I’ve been pretty active in the open model space and 2 years ago you would have had to pay 20k to run models that were nowhere near as powerful. It wouldn’t surprise me if in two more years we continue to see more powerful open models on even cheaper hardware.
Have you tried 4.6 as a comparison to Kimi K2.5?
Are you just using the API mode?
This is what I've been increasingly understanding is the wrong way to understand how LLMs are changing things.
I fully agree that LLMs are not suitable for creating production code. But the bigger question you need to ask is 'why do we need production code?' (and to be clear, there are and always will be cases where this is true, just increasingly less of them)
The entire paradigm of modern software engineering is fairly new. I mean it wasn't until the invention of the programmable microprocessor that we even had the concept of software and that was less than 100 years ago. Even if you go back to the 80s, a lot of software doesn't need to be distributed or serve a endless variety of users. I've been reading a lot of old Common Lisp books recently and it's fascinating how often you're really programming lisp for you and your experiments. But since the advent of the web and scaling software to many users with diverse needs we've increasingly needed to maintain systems that have all the assumed properties of "production" software.
Scalable, robust, adaptable software is only a requirement because it was previously infeasible for individuals to build non-trivial systems for solving any more than a one or two personal problems. Even software engineers couldn't write their own text editor and still have enough time to also write software.
All of the standard requirements of good software exist for reasons that are increasingly becoming less relevant. You shouldn't rely on agents/LLMs to write production code, but you also should increasingly question "do I need production code?"
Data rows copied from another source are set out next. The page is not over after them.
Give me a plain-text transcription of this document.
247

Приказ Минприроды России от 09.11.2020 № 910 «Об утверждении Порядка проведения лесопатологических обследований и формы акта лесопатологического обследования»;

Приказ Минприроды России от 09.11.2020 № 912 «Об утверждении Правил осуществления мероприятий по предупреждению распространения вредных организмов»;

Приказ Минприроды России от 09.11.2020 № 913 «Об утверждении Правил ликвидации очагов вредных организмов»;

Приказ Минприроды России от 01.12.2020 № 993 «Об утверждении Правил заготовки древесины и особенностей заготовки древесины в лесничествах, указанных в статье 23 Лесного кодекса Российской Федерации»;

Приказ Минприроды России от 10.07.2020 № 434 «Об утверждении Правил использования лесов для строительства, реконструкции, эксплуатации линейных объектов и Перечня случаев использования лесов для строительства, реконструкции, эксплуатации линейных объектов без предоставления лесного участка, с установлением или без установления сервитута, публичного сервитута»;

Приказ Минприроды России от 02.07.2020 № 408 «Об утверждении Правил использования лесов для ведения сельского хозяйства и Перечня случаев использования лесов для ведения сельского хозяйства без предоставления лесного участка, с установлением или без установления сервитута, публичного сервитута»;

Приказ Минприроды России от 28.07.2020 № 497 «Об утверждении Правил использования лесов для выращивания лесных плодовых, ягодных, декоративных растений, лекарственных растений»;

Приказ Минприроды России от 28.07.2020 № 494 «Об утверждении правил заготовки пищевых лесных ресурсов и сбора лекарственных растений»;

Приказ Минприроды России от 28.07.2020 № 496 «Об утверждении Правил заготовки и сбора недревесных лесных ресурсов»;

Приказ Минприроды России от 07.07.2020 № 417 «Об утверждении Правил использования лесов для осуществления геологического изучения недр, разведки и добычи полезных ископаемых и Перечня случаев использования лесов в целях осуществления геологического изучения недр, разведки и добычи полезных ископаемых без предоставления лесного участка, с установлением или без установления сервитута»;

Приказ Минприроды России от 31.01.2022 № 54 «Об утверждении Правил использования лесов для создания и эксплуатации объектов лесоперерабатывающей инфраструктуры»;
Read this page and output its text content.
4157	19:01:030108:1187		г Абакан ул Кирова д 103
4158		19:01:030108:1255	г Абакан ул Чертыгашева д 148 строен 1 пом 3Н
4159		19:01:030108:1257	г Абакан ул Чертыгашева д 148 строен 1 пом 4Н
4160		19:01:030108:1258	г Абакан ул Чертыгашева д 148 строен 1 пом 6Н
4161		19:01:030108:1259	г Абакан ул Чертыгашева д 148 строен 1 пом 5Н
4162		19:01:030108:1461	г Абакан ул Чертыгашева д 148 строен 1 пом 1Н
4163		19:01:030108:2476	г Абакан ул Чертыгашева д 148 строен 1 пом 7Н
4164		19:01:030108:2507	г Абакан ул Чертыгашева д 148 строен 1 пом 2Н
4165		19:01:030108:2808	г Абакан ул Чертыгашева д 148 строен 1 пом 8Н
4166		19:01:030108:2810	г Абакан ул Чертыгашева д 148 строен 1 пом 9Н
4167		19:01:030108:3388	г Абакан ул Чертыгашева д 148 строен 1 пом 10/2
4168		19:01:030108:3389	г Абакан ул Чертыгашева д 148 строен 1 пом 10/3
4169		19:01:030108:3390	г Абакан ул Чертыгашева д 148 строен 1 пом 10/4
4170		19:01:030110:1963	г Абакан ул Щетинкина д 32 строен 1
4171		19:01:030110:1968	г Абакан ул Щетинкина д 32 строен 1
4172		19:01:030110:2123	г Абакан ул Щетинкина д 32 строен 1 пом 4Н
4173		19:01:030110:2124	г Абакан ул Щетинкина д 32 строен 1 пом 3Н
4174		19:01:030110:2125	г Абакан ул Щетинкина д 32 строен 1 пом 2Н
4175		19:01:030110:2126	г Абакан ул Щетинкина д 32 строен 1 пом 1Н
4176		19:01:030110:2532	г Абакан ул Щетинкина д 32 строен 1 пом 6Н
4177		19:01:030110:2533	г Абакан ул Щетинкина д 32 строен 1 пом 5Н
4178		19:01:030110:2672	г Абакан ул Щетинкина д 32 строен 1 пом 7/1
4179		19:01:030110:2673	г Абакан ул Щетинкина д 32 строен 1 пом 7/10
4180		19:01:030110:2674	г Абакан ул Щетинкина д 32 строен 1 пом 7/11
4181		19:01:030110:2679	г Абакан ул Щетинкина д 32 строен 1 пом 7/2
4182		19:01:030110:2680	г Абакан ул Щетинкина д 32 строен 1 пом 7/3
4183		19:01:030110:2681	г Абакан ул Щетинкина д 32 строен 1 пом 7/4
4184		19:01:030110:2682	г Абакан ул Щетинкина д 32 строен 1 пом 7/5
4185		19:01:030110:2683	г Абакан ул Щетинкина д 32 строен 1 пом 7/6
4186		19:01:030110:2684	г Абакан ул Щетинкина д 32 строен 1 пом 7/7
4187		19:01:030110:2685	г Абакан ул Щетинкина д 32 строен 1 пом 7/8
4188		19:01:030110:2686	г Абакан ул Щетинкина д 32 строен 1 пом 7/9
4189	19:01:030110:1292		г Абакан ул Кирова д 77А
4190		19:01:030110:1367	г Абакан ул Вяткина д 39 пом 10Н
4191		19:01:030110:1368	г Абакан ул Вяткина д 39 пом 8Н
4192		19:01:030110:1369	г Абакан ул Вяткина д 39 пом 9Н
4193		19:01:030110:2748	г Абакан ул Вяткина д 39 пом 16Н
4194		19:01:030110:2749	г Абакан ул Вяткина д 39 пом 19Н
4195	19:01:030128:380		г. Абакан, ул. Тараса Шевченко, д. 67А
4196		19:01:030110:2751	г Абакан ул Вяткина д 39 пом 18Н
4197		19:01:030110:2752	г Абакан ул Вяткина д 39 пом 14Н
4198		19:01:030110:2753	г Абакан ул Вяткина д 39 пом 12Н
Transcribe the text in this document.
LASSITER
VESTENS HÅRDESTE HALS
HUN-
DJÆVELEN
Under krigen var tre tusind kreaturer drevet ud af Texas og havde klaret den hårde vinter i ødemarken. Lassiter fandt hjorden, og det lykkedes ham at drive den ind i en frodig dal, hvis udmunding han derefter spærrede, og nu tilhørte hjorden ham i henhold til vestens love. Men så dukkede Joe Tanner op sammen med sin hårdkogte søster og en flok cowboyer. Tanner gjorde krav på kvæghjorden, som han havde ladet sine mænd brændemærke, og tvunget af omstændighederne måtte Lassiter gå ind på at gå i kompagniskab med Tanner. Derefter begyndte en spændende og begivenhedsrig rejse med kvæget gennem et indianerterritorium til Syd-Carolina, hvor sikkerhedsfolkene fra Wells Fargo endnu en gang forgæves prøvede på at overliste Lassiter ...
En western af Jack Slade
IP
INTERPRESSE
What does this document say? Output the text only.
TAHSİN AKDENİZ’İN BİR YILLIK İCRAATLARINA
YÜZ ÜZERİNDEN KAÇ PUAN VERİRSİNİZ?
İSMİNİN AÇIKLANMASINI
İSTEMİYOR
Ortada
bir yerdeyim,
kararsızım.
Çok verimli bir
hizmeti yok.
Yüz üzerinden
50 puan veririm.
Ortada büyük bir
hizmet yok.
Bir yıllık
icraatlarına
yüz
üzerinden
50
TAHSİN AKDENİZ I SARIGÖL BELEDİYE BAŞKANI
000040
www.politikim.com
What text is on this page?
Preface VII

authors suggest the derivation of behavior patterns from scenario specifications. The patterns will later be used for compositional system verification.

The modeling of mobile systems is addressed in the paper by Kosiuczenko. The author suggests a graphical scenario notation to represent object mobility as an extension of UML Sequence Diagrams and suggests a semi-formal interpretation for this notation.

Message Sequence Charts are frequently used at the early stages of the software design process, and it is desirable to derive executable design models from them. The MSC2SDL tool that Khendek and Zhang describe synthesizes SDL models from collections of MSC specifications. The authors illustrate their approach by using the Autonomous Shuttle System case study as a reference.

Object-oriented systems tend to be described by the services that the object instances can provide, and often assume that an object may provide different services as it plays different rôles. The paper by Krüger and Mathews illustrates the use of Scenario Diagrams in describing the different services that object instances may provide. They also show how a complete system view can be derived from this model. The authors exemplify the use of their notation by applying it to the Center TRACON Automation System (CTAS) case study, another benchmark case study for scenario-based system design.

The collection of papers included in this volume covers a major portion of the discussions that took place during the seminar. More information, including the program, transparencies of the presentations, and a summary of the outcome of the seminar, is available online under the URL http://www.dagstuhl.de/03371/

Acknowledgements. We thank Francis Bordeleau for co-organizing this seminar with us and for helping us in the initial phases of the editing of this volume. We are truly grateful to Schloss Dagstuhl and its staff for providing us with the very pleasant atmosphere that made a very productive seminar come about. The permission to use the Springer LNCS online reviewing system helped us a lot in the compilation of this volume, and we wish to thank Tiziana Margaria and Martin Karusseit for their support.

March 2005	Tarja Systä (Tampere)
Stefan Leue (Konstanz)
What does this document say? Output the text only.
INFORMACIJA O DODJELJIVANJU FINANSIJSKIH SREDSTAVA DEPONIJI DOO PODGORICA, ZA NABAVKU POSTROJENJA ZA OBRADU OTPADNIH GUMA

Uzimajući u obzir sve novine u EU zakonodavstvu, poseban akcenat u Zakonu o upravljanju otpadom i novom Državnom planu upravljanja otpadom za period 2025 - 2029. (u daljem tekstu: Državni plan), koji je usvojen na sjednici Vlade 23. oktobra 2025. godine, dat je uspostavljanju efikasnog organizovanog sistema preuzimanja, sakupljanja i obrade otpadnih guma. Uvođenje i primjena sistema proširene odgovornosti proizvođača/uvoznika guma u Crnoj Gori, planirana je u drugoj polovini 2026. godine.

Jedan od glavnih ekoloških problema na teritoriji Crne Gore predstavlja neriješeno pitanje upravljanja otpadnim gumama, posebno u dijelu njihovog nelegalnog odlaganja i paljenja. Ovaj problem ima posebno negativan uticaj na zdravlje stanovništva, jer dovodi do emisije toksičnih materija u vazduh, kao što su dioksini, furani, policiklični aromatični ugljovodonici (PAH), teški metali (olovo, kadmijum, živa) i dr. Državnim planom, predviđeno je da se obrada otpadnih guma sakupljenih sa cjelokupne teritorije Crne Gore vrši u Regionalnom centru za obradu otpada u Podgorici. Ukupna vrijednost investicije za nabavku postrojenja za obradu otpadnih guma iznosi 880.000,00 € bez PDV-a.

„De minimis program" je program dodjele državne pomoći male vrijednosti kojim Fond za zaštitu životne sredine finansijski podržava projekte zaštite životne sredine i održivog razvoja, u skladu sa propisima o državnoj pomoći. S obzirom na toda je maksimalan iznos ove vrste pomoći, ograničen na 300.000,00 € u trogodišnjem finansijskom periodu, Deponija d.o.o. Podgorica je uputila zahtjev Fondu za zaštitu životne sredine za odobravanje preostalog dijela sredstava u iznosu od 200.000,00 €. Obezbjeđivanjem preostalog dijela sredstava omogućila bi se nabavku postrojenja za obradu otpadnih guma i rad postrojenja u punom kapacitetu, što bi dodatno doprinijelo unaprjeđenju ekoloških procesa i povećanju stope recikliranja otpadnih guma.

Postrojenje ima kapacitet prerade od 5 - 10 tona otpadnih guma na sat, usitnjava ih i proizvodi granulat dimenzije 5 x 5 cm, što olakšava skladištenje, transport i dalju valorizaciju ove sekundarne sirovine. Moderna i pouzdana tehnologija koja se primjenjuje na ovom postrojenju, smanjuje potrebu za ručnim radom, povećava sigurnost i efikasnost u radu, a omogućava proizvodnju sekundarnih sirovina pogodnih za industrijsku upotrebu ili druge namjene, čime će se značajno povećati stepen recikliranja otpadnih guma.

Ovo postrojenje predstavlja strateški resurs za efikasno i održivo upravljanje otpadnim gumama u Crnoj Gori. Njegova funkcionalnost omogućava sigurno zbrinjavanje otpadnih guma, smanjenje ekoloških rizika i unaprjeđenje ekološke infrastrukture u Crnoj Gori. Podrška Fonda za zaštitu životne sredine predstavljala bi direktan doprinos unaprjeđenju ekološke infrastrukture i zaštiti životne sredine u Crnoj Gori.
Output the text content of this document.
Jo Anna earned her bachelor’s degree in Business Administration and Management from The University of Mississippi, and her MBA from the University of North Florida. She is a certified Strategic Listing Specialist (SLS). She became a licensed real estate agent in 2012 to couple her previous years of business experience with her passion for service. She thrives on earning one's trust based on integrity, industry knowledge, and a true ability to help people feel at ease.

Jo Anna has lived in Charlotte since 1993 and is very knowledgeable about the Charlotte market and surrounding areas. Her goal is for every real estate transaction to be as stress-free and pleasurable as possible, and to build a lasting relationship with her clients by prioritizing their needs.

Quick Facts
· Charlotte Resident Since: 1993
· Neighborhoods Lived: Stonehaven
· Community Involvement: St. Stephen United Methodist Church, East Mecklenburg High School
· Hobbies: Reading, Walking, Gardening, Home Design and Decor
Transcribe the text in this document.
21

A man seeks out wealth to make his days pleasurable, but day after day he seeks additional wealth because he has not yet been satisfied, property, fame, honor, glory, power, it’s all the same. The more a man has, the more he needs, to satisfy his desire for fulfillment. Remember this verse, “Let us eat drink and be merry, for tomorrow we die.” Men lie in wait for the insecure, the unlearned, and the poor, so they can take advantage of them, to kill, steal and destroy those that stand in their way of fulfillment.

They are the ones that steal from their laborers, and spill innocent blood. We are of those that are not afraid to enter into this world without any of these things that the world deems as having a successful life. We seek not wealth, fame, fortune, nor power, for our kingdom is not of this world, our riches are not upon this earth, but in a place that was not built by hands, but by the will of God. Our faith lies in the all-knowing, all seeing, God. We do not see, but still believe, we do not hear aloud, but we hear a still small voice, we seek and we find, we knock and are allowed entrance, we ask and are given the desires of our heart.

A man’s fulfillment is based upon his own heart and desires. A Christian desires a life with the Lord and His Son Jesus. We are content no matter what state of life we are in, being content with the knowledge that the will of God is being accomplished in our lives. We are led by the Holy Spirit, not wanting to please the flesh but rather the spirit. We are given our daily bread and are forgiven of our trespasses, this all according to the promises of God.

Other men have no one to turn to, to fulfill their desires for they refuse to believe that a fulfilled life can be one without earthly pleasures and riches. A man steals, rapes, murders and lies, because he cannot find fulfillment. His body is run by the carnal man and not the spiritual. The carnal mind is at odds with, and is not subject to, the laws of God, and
Consider design patterns, or clean code, or patterns for software development, or any other system that people use to write their code, and reviewers use to review the code. What are they actually for? This question is going to seem bizarre to most programmers at first, because it is so ingrained in us, that we almost forget why we have those patterns.
The entire point is to ensure the code is maintainable. In order to maintain it, we must easily understand it, and and be sure we're not breaking something when we do. That is what design patterns solve, making easier to understand and more maintainable.
So, I can imagine a future where the definition of "production code" changes.
That's a wild assumption. I personally know engineers who _alone_ wrote things like compilers, emulators, editors, complex games and management systems for factories, robots. That was before internet was widely available and they had to use physical books to learn.
So above and beyond frontier models? Because they certainly aren't "flawless" yet, or we have very different understanding of that word.
During the day I am working on building systems that move lots of data around where context and understanding of the business problem is everything. I largely use LLMs for assistance. This is because I need the system to be robust, scalable, maintainable by other people and adaptable to large range of future needs. LLMs will never be flawless in a meaningful sense in this space (at least in my opinion).
When I'm using Kimi I'm using it for purely vibe coded projects where I don't look at the code (and if I do I consider this a sign I'm not thinking about the problem correctly). Are these programs robust, scalable, generalizable, adaptable to future use case? No, not at all. But they don't need to be, they need to serve a single user for exactly the purpose I have. There are tasks that used to take me hours that now run in the background while I'm at work.
In this latter sense I say "flawless" because 90% of my requests solve the problem on the first pass, and the 10% of the time where there is some error, it is resolved in a single request, and I don't have to ever look at the code. For me that "don't have to look at the code" is a big part of my definition of "flawless".